SCHWARZMARKT IM WARTEZIMMER // Kolumne Luzerner Zeitung 6.12.19 //

Eine mittlere Verletzung bei einem Bruder sahen wir damals als Kinder durchaus positv: Mehr Platz am Küchentisch. Ein Arztbesuch in den sechziger Jahren konnte nämlich dauern.  Man setzte sich ohne Anmeldung ins Wartezimmer, behandelt wurde der Reihe nach. Meistens. Wenn man auf ein Räderli Wurscht spekulierte, liess man auch mal den Metzgersburscht vor. Gemeinderat, Schreinermeister oder Näherin, alle mussten warten. Ausser so richtige Notfälle halt, blutig, hirngeschüttert oder wenn ein Fingerbeeri im Plastiksäckli mitgebracht wurde.

In den Siebzigern die Warteschlangenrevolution: Nümmerli. Kleine Aluschildchen, griffbereit neben der Tür. Menschen, für die Zeit auch Geld ist, schickten den Lehrbuben zum Abholen und begaben sich erst selber in die Praxis wenn sie glaubten, dass ihre Zahl an der Reihe wäre. Hörte man den VW Käfer des Landarztes auf Notfalleinsatz durchs Dorf knattern, rechnete man einfach dreissig Minuten oben drauf.
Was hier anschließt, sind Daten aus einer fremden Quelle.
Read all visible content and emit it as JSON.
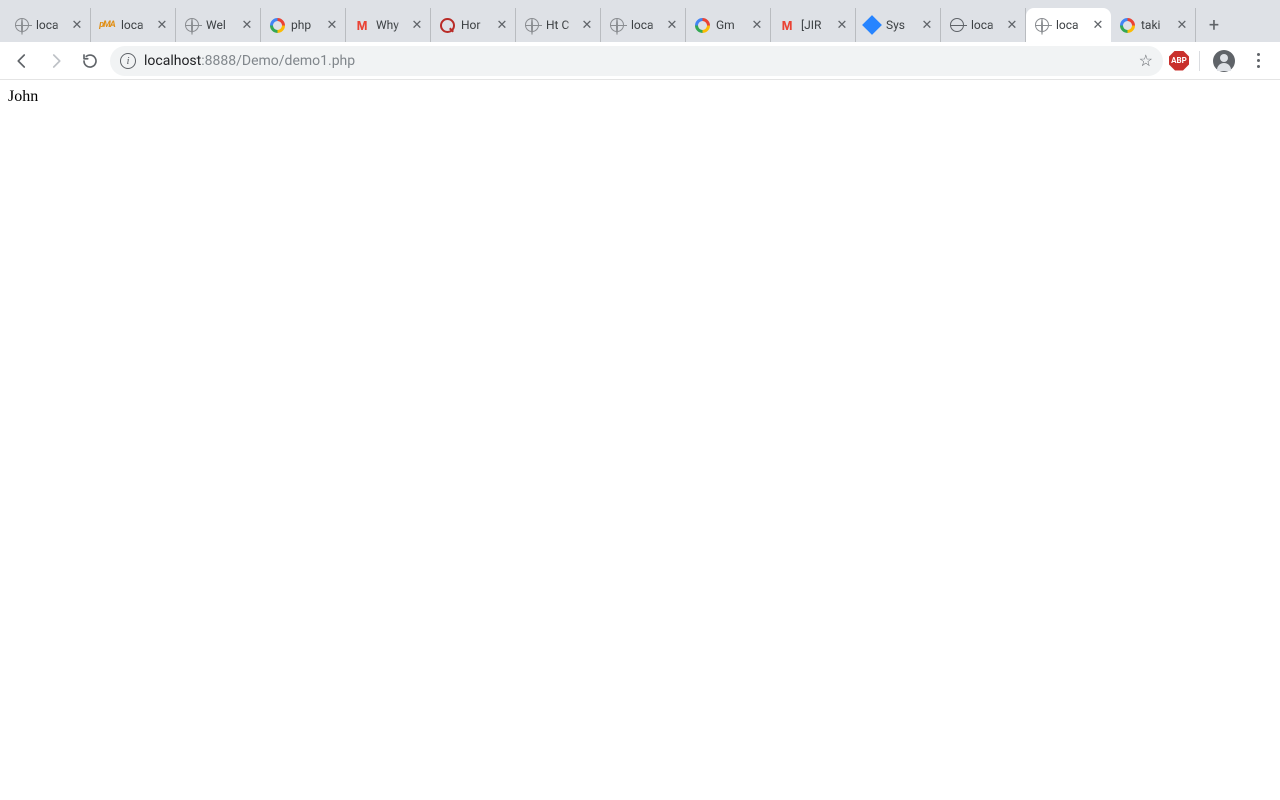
{
  "tabs": [
    {
      "label": "loca",
      "icon": "globe"
    },
    {
      "label": "loca",
      "icon": "pma"
    },
    {
      "label": "Wel",
      "icon": "globe"
    },
    {
      "label": "php",
      "icon": "google"
    },
    {
      "label": "Why",
      "icon": "gmail"
    },
    {
      "label": "Hor",
      "icon": "quora"
    },
    {
      "label": "Ht C",
      "icon": "globe"
    },
    {
      "label": "loca",
      "icon": "globe"
    },
    {
      "label": "Gm",
      "icon": "google"
    },
    {
      "label": "[JIR",
      "icon": "gmail"
    },
    {
      "label": "Sys",
      "icon": "jira"
    },
    {
      "label": "loca",
      "icon": "globe-dark"
    },
    {
      "label": "loca",
      "icon": "globe",
      "active": true
    },
    {
      "label": "taki",
      "icon": "google"
    }
  ],
  "omnibox": {
    "host": "localhost",
    "port": ":8888",
    "path": "/Demo/demo1.php"
  },
  "extensions": {
    "adblock_label": "ABP"
  },
  "page": {
    "body_text": "John"
  }
}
Das Beste: Es gab einen Schwarzmarkt. Marilyn Monroe – Name vom Autor geändert – tippelte oft nur zum Zeitvertreib frühmorgens zum Dokter und tauschte dann ihr einstelliges Nümmerli gegen kleine Gefälligkeiten mit Ungeduldigen:  Gipfeli, Bauernhof-Zvieri oder Tipp für ergiebige Heubeeristauden. Verglichen mit ihrer Blockwohnung war wohl die Lebensqualität im Wartezimmer höher: Interessante Diskussionen, Aquarium und echtes Hans-Erni-Bild.

Heute geht Marilyn am Stock, Hausärzte sterben aus. Die Menschen rennen in den Spitalnotfall und sollen bei Bagatellen schon bald fünfzig Stutz „Eintrittsgebühr“ zahlen. Gröbere Sachen bleiben gratis. Dramatisch, wenn sich dann ein Boboli-Patient, sobald der Arzt kassieren will, nur zum Sparen noch den Kopf an der Tischplatte gröber blutig schlägt.